Mike (Josh Hutcherson, autrefois un bon enfant acteur et star de « Hunger Games ») dort mal la nuit, prend des pilules et revient sans cesse à un épisode effrayant de son enfance : lorsqu'on lui a confié la surveillance de son petit frère lors d'un barbecue, et que celui-ci a été kidnappé. Mike essaie si activement de se souvenir du moindre détail jusque-là inaperçu de cet enlèvement qu'il devient peu à peu fou à cause des rêves lucides.

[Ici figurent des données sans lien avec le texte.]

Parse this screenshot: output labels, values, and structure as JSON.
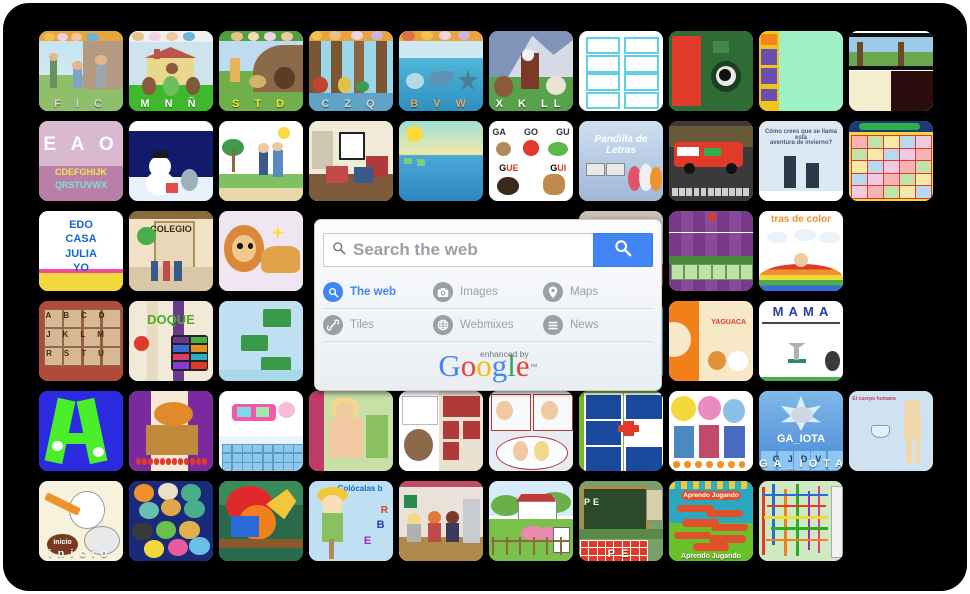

Le garçon se fait virer de son travail, mais il doit élever sa petite sœur (leurs parents sont récemment décédés), qui elle aussi est surtout triste et dessine quelque chose de mélancolique. Mike a du mal à trouver un poste très étrange de gardien de nuit dans un restaurant familial fermé depuis longtemps, dont la principale attraction était autrefois des robots animatroniques joyeux. Maintenant, comme Mike, ils ne sont en fait plus vraiment utiles à personne et végètent, semble-t-il, sans rien faire, rappelant les insouciantes années quatre-vingt américaines.

Naturellement, il s'avère bientôt que Mike ne protège pas le restaurant des gens, mais les gens du restaurant ; les animatroniques sont bien vivants, et les problèmes du héros déjà insupportablement triste ne font que commencer. Tout cela est l'intrigue d'un jeu vidéo très populaire du même nom, dont le but est de survivre dans cet établissement abandonné pendant cinq longues nuits.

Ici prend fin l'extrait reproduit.